Analysis of untreated municipal wastewater is recognized as an innovative approach to assess population exposure to or consumption of various substances. Currently, there are no published wastewater-based studies investigating the relationships between catchment social, demographic, and economic characteristics with chemicals using advanced non-targeted techniques. In this study, fifteen wastewater samples covering 27% of the Australian population were collected during a population Census. The samples were analysed with a workflow employing liquid chromatography high-resolution mass spectrometry and chemometric tools for non-target analysis. Socioeconomic characteristics of catchment areas were generated using Geospatial Information Systems software. Potential correlations were explored between pseudo-mass loads of the identified compounds and socioeconomic and demographic descriptors of the wastewater catchments derived from Census data. Markers of public health (e.g., cardiac arrhythmia, cardiovascular disease, anxiety disorder and type 2 diabetes) were identified in the wastewater samples by the proposed workflow. They were positively correlated with descriptors of disadvantage in education, occupation, marital status and income, and negatively correlated with descriptors of advantage in education and occupation. In addition, markers of polypropylene glycol (PPG) and polyethylene glycol (PEG) related compounds were positively correlated with housing and occupation disadvantage.

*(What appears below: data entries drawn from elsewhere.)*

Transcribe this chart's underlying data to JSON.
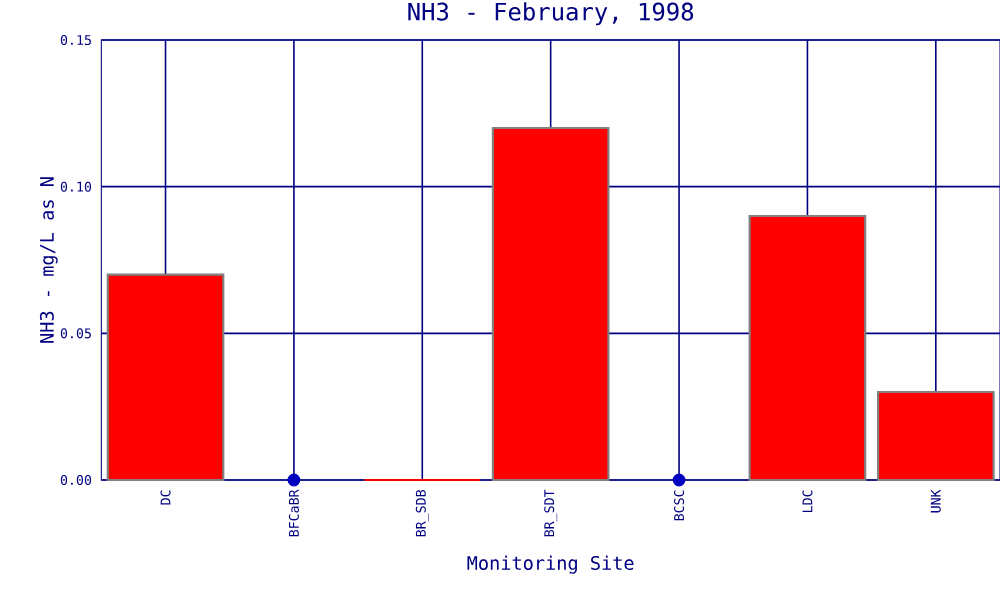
{
  "chart_data": {
    "type": "bar",
    "title": "NH3 - February, 1998",
    "xlabel": "Monitoring Site",
    "ylabel": "NH3 - mg/L as N",
    "categories": [
      "DC",
      "BFCaBR",
      "BR_SDB",
      "BR_SDT",
      "BCSC",
      "LDC",
      "UNK"
    ],
    "series": [
      {
        "color": "#ff0000",
        "values": [
          0.07,
          null,
          0,
          0.12,
          null,
          0.09,
          0.03
        ]
      },
      {
        "type": "scatter",
        "color": "#0000c0",
        "marker": "circle",
        "values": [
          null,
          0,
          null,
          null,
          0,
          null,
          null
        ]
      }
    ],
    "ylim": [
      0,
      0.15
    ],
    "yticks": [
      {
        "value": 0,
        "label": "0.00"
      },
      {
        "value": 0.05,
        "label": "0.05"
      },
      {
        "value": 0.1,
        "label": "0.10"
      },
      {
        "value": 0.15,
        "label": "0.15"
      }
    ],
    "grid": true
  }
}
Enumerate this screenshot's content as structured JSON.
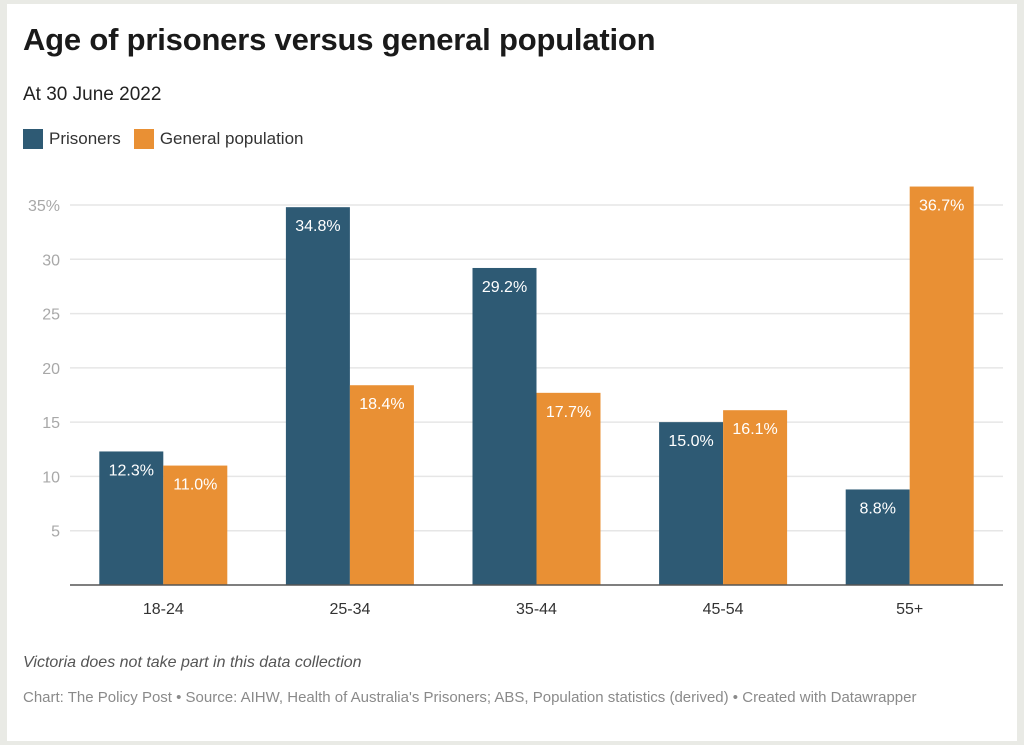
{
  "chart_data": {
    "type": "bar",
    "title": "Age of prisoners versus general population",
    "subtitle": "At 30 June 2022",
    "categories": [
      "18-24",
      "25-34",
      "35-44",
      "45-54",
      "55+"
    ],
    "series": [
      {
        "name": "Prisoners",
        "color": "#2e5a74",
        "values": [
          12.3,
          34.8,
          29.2,
          15.0,
          8.8
        ],
        "labels": [
          "12.3%",
          "34.8%",
          "29.2%",
          "15.0%",
          "8.8%"
        ]
      },
      {
        "name": "General population",
        "color": "#e99034",
        "values": [
          11.0,
          18.4,
          17.7,
          16.1,
          36.7
        ],
        "labels": [
          "11.0%",
          "18.4%",
          "17.7%",
          "16.1%",
          "36.7%"
        ]
      }
    ],
    "xlabel": "",
    "ylabel": "",
    "ylim": [
      0,
      35
    ],
    "yticks": [
      5,
      10,
      15,
      20,
      25,
      30,
      35
    ],
    "ytick_labels": [
      "5",
      "10",
      "15",
      "20",
      "25",
      "30",
      "35%"
    ],
    "grid": true,
    "legend_position": "top-left",
    "note": "Victoria does not take part in this data collection",
    "source": "Chart: The Policy Post • Source: AIHW, Health of Australia's Prisoners; ABS, Population statistics (derived) • Created with Datawrapper"
  }
}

High positive correlations were found between separated and divorced people and specific drugs used to treat cardiac arrhythmia, cardiovascular disease, and depression. Our robust non-targeted methodology in combination with Census data can identify relationships between biomarkers of public health, human behaviour and lifestyle and socio-demographics of whole populations. Furthermore, it can identify specific areas and socioeconomic groups that may need more assistance than others for public health issues. This approach complements important public health information and enables large-scale national coverage with a relatively small number of samples.